Deputy Commissioner of Police (DCP) in Dwarka, a city in the Indian state of Gujarat, stated that the crypto firm’s agents had been charged with “cheating” under Section 420 of India’s Penal Code (IPC). The agents were also booked under criminal breach of trust for “dishonestly misappropriating” entrusted property.

Based on a preliminary investigation, the businessmen from India’s capital city. New Delhi, came across the Malaysian company’s promoted services on a number of local media outlets. The investors also reportedly attended a conference the firm held March 2017.  

The unsuspecting businessmen were told that the company’s digital currency was listed and actively traded on several crypto exchanges. Later on, the investors were also introduced to a different scheme that promised quick and sizable returns, after being told many other investors were profiting.

According to an officer assigned to the investigation,

The complainant was told that for a minimum joining fees of Rs 80,000, they will get some crypto coins and a trading account registered with the company. They were also told that through multilevel marketing scheme, if more people join through them, they will get more profits.

Unnamed police officer

Crypto MLM Scheme

The businessmen decided to invest in the MLM scheme and opened accounts by reportedly paying Rs 1 lakh (about $1450) to one of the firm’s Indian representatives. Investigating officials revealed the complainants were asked to take part in a Ponzi scheme in which they had to get two or more of their friends to buy the company’s cryptocurrency for around Rs 1 lakh.

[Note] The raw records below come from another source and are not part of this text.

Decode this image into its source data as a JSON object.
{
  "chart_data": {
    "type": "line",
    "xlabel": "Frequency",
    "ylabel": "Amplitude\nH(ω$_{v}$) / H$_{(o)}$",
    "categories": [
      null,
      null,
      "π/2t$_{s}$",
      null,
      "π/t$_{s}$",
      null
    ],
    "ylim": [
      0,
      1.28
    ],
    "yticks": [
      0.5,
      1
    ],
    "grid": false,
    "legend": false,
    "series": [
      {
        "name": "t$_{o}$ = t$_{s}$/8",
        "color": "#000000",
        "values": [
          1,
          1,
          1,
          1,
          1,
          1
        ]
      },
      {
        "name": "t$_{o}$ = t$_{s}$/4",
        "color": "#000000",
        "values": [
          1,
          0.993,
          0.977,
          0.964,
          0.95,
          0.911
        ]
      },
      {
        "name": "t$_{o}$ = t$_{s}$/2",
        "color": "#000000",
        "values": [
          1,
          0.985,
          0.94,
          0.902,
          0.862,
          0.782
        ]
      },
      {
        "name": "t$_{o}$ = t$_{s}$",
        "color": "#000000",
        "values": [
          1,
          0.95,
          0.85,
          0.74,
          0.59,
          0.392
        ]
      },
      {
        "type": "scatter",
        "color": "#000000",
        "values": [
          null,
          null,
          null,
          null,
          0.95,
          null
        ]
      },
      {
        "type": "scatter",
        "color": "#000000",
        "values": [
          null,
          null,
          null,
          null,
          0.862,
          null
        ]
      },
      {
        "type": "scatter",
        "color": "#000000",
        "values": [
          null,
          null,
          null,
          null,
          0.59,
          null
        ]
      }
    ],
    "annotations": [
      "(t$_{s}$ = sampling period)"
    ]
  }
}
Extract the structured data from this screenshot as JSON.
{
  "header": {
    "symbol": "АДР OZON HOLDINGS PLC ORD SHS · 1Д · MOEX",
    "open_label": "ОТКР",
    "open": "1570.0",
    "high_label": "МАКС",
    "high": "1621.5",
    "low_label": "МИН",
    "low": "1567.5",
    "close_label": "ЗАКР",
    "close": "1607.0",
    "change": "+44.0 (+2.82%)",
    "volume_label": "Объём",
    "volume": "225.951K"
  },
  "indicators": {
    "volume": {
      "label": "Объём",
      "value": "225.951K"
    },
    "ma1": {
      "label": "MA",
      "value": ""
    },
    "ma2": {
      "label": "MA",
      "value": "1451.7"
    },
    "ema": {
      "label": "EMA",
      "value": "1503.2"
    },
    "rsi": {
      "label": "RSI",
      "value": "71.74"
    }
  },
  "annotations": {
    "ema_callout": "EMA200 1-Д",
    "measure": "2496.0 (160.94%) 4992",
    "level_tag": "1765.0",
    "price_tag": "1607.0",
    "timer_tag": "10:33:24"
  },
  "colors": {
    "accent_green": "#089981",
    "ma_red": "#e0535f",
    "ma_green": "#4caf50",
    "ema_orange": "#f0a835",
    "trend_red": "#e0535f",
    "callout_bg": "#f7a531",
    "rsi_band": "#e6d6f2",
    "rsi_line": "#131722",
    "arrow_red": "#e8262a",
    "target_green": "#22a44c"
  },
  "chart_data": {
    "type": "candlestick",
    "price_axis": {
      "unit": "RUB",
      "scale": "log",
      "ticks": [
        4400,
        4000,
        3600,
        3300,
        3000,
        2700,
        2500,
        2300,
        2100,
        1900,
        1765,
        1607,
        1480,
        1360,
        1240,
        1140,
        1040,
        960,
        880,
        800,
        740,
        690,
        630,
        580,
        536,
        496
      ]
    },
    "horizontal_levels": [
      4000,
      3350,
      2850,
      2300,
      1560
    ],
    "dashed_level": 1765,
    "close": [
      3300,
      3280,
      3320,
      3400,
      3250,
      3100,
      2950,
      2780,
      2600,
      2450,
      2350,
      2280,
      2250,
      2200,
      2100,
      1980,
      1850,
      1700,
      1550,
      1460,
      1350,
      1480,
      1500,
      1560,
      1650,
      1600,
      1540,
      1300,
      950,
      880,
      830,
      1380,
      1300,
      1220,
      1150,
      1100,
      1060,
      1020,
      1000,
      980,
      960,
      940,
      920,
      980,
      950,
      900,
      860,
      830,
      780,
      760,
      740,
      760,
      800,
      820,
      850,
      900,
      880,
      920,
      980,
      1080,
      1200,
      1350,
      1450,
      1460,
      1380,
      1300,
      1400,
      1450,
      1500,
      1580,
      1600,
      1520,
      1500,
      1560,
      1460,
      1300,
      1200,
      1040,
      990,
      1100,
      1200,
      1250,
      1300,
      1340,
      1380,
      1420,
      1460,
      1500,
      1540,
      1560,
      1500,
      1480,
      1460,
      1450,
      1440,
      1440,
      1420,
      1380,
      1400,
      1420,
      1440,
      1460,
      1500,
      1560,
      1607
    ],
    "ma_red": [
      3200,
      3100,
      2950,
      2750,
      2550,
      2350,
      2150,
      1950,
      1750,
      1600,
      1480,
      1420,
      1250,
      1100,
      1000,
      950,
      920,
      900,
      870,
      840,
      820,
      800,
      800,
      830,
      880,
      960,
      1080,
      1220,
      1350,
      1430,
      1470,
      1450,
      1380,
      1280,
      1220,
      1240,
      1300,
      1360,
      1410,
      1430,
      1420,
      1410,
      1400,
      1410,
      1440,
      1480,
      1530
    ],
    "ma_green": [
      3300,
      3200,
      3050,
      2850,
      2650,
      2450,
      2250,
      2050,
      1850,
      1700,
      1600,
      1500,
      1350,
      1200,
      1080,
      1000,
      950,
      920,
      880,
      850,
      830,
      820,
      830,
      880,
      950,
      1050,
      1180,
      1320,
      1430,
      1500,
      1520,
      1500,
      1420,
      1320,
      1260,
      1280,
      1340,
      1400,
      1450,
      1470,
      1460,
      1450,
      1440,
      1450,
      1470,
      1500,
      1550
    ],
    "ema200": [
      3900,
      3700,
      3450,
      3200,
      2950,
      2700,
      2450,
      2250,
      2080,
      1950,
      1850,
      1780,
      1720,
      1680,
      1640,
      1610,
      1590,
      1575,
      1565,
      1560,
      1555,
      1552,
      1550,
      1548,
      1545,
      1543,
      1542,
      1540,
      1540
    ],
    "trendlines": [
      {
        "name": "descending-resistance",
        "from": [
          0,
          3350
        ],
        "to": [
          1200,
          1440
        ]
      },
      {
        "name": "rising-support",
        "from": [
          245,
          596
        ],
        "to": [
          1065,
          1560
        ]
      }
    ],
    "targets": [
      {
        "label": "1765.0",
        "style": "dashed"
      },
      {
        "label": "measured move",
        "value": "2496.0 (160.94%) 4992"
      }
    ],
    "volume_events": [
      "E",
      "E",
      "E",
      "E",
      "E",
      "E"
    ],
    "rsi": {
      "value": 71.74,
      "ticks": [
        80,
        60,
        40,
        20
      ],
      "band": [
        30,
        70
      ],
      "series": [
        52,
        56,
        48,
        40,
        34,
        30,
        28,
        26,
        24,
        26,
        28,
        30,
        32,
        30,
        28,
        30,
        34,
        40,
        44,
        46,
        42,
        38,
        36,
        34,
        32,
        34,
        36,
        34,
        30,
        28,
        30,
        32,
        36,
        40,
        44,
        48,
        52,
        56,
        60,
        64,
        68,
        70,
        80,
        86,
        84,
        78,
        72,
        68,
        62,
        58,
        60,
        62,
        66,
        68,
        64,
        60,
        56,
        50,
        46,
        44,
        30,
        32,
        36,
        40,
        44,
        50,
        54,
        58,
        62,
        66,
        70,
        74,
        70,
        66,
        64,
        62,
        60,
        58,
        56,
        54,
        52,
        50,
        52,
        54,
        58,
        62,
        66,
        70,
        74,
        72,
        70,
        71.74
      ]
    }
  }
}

In September 2017, the company’s cryptocurrency was delisted from exchanges for no apparent reason, which saw its value plummet to 0. In an attempt to calm the anxious businessmen, the Malaysian crypto firm said it had launched a new venture that would yield high returns, but only after some time.

The investors soon found that they were unable to withdraw funds from their accounts. Officials have revealed they’ve so far registered two first information reports (FIRs) from those affected by the scheme. The firm’s blockchain data is being reviewed while its Indian representatives are being interrogated by local police.